April 28, 2017
My suite of texts and images NONAGON FOR THE DEAD WHO ARE ABOUT TO RISE has been published by one of my favorite journals, Numero Cinq. You can read it here. You can learn more about the project on my website here.
I created this ritual in response to the invisibility of resistance workers from our continent’s cultural memory – ancestors’ death, grave, and burial sites that are unmemorialized, obscured, and desecrated – specifically the activists represented by AIM, SCLC, the Black Panthers, Black Lives Matters, the Chiricahua Apaches, Idle No More, and others.
“Nonagon for the Dead who are Rising” is a call to resurrection for all agitators who continue – after death – to challenge and resist the loss of agency in our psyches, minds, and bodies. It is a ritual for the living with the purpose of transformation into beings of resistance, revolution and liberation.
A nonagon is a nine-sided polygon, represented by nine stories, nine locks of hair, and nine stones gathered from colonialist massacre sites. These stones conjure the resting sites of dead resistance activists who fought colonialism and genocide. Each of the stones are attached to me, the performer, through a network of colored woolen weaving yarns, which I use to pull apart the grave stones as I recite each of the nine resurrection texts.
As each stone is pulled away, I cut off 1/9th of my hair – invoking the cultural power of hair. I shaved my head after surviving a hate crime rape and kidnapping. At Indian Schools, Native children’s hair was forcibly shaved. Nazis shaved the bodies of all concentration camp prisoners. Scalping in many Indigenous traditions was a practice of war. Soldiers entering the US Military are required to shave their heads. Yet displaying our hair in its natural form is a key act in every resistance movement.
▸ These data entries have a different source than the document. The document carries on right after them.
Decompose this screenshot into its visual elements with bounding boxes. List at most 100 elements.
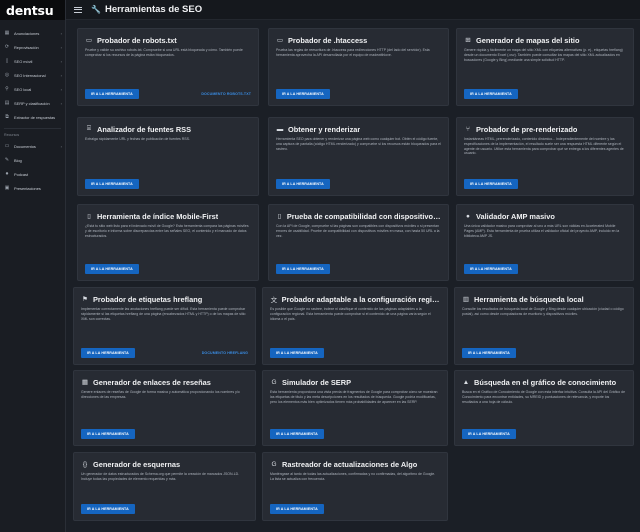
tool-card-footer: IR A LA HERRAMIENTA: [85, 264, 251, 274]
tool-card-footer: IR A LA HERRAMIENTA: [276, 264, 441, 274]
tool-card-header: {} Generador de esquernas: [81, 459, 248, 469]
sidebar-item-label: SERP y clasificación: [14, 100, 50, 106]
sidebar-item-r0[interactable]: ▭ Documentos ›: [0, 139, 65, 153]
sidebar-item-5[interactable]: ▤ SERP y clasificación ›: [0, 96, 65, 110]
chevron-right-icon: ›: [60, 30, 62, 36]
go-to-tool-button[interactable]: IR A LA HERRAMIENTA: [462, 348, 516, 358]
tool-card-footer: IR A LA HERRAMIENTA: [270, 504, 440, 514]
menu-icon[interactable]: [74, 6, 82, 13]
chevron-right-icon: ›: [60, 86, 62, 92]
sidebar-item-6[interactable]: ⧉ Extractor de respuestas: [0, 110, 65, 124]
font-icon: ⌸: [87, 125, 91, 132]
tool-card-description: Un generador de datos estructurados de S…: [81, 472, 240, 481]
go-to-tool-button[interactable]: IR A LA HERRAMIENTA: [464, 179, 518, 189]
branch-icon: ⑂: [466, 125, 470, 133]
sidebar-item-r3[interactable]: ▣ Presentaciones: [0, 181, 65, 195]
brand-name: dentsu: [6, 2, 54, 18]
go-to-tool-button[interactable]: IR A LA HERRAMIENTA: [85, 89, 139, 99]
tool-card-description: Manténgase al tanto de todas las actuali…: [270, 472, 436, 481]
tool-card-title: Generador de mapas del sitio: [476, 35, 580, 45]
tool-card-description: Extraiga rápidamente URL y fechas de pub…: [85, 137, 190, 141]
go-to-tool-button[interactable]: IR A LA HERRAMIENTA: [462, 429, 516, 439]
go-to-tool-button[interactable]: IR A LA HERRAMIENTA: [85, 179, 139, 189]
tool-card-header: ⊞ Generador de mapas del sitio: [464, 35, 626, 45]
chevron-right-icon: ›: [60, 143, 62, 149]
tool-card-title: Herramienta de búsqueda local: [474, 294, 584, 304]
mobile-icon: ▯: [87, 213, 91, 220]
sidebar-nav: ▦ Anunciaciones › ⟳ Reprovisación › ▯ SEO móvil…: [0, 20, 65, 124]
wrench-icon: 🔧: [91, 5, 101, 14]
go-to-tool-button[interactable]: IR A LA HERRAMIENTA: [85, 264, 139, 274]
tool-card: ⌸ Analizador de fuentes RSS Extraiga rápid…: [77, 117, 259, 196]
tool-card-description: Con la API de Google, compruebe si las p…: [276, 224, 440, 238]
go-to-tool-button[interactable]: IR A LA HERRAMIENTA: [270, 429, 324, 439]
sitemap-icon: ⊞: [465, 37, 471, 44]
tool-card-description: Genere rápida y fácilmente un mapa del s…: [464, 48, 623, 62]
sidebar-item-label: Presentaciones: [14, 185, 41, 191]
tool-card-footer: IR A LA HERRAMIENTA: [81, 429, 248, 439]
chevron-right-icon: ›: [60, 44, 62, 50]
tool-card-title: Generador de enlaces de reseñas: [93, 377, 211, 387]
tool-card: ▯ Herramienta de índice Mobile-First ¿Está…: [77, 204, 259, 281]
tool-card: ⑂ Probador de pre-renderizado Instantáneas…: [456, 117, 634, 196]
document-icon: ▭: [276, 37, 284, 44]
sidebar-item-0[interactable]: ▦ Anunciaciones ›: [0, 26, 65, 40]
mobile-icon: ▯: [277, 213, 282, 220]
tool-card-title: Probador de pre-renderizado: [476, 124, 578, 134]
tool-card: 文 Probador adaptable a la configuración r…: [262, 287, 448, 365]
go-to-tool-button[interactable]: IR A LA HERRAMIENTA: [81, 429, 135, 439]
document-icon: ▭: [85, 37, 93, 44]
sidebar-item-1[interactable]: ⟳ Reprovisación ›: [0, 40, 65, 54]
go-to-tool-button[interactable]: IR A LA HERRAMIENTA: [464, 264, 518, 274]
sidebar-item-3[interactable]: ◎ SEO Internacional ›: [0, 68, 65, 82]
pencil-icon: ✎: [4, 157, 10, 163]
tool-card-header: ▬ Obtener y renderizar: [276, 124, 441, 134]
sidebar-item-label: Podcast: [14, 171, 29, 177]
sidebar-item-r1[interactable]: ✎ Blog: [0, 153, 65, 167]
tool-card-footer: IR A LA HERRAMIENTA: [276, 179, 441, 189]
sidebar-item-2[interactable]: ▯ SEO móvil ›: [0, 54, 65, 68]
code-icon: {}: [82, 460, 88, 468]
go-to-tool-button[interactable]: IR A LA HERRAMIENTA: [276, 179, 330, 189]
tool-card-title: Probador de etiquetas hreflang: [93, 294, 203, 304]
tool-card-footer: IR A LA HERRAMIENTA: [462, 429, 626, 439]
go-to-tool-button[interactable]: IR A LA HERRAMIENTA: [81, 504, 135, 514]
documentation-link[interactable]: DOCUMENTO HREFLANG: [202, 351, 248, 355]
tool-card-footer: IR A LA HERRAMIENTA: [270, 429, 440, 439]
microphone-icon: ⏺: [5, 171, 9, 177]
sidebar-item-label: Reprovisación: [14, 44, 39, 50]
tool-card-description: Instantáneas HTML, prerenderizado, conte…: [464, 137, 624, 156]
tool-card-description: Busca en el Gráfico de Conocimiento de G…: [462, 390, 626, 404]
tool-card-header: ⑂ Probador de pre-renderizado: [464, 124, 626, 134]
tool-card: {} Generador de esquernas Un generador de …: [73, 452, 256, 521]
tool-card-title: Búsqueda en el gráfico de conocimiento: [474, 377, 617, 387]
sidebar-item-r2[interactable]: ⏺ Podcast: [0, 167, 65, 181]
brand-logo[interactable]: dentsu: [0, 0, 65, 20]
render-icon: ▬: [276, 125, 284, 133]
go-to-tool-button[interactable]: IR A LA HERRAMIENTA: [276, 89, 330, 99]
presentation-icon: ▣: [4, 185, 10, 191]
sidebar-item-label: Anunciaciones: [14, 30, 40, 36]
tool-card-header: ▯ Herramienta de índice Mobile-First: [85, 211, 251, 221]
tool-card-footer: IR A LA HERRAMIENTA: [81, 504, 248, 514]
tool-card: ⊞ Generador de mapas del sitio Genere rápi…: [456, 28, 634, 106]
sidebar: dentsu ▦ Anunciaciones › ⟳ Reprovisación › ▯ SE…: [0, 0, 66, 532]
go-to-tool-button[interactable]: IR A LA HERRAMIENTA: [81, 348, 135, 358]
tool-card: ⚑ Probador de etiquetas hreflang Implement…: [73, 287, 256, 365]
sidebar-resources: ▭ Documentos › ✎ Blog ⏺ Podcast ▣ Presentaciones: [0, 139, 65, 195]
tool-card: ▭ Probador de robots.txt Pruebe y valide s…: [77, 28, 259, 106]
tool-card-description: Herramienta SEO para obtener y renderiza…: [276, 137, 441, 151]
documentation-link[interactable]: DOCUMENTO ROBOTS.TXT: [201, 92, 251, 96]
go-to-tool-button[interactable]: IR A LA HERRAMIENTA: [270, 348, 324, 358]
tool-card-title: Validador AMP masivo: [476, 211, 555, 221]
chevron-right-icon: ›: [60, 72, 62, 78]
tool-card-footer: IR A LA HERRAMIENTA: [85, 179, 251, 189]
sidebar-item-4[interactable]: ⚲ SEO local ›: [0, 82, 65, 96]
sidebar-item-label: Extractor de respuestas: [14, 114, 56, 120]
warning-icon: ▲: [462, 378, 470, 386]
go-to-tool-button[interactable]: IR A LA HERRAMIENTA: [276, 264, 330, 274]
tool-card-header: ▭ Probador de robots.txt: [85, 35, 251, 45]
go-to-tool-button[interactable]: IR A LA HERRAMIENTA: [270, 504, 324, 514]
tool-card-title: Generador de esquernas: [93, 459, 181, 469]
go-to-tool-button[interactable]: IR A LA HERRAMIENTA: [464, 89, 518, 99]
“Nonagon” forms a polygon of abstract conceptual rituals inhabiting the emotional and tactical landscapes of colonialism, genocide, femicide, identity predation, and our resulting anger, grief and resistance. It demands the memory of our individual experiences of survival and resistance to unite with the necessity of intersectional protection and connection. It creates a communal embodied and disembodied space with the dead who are living, the living who are dead…and the strings that weave us all together.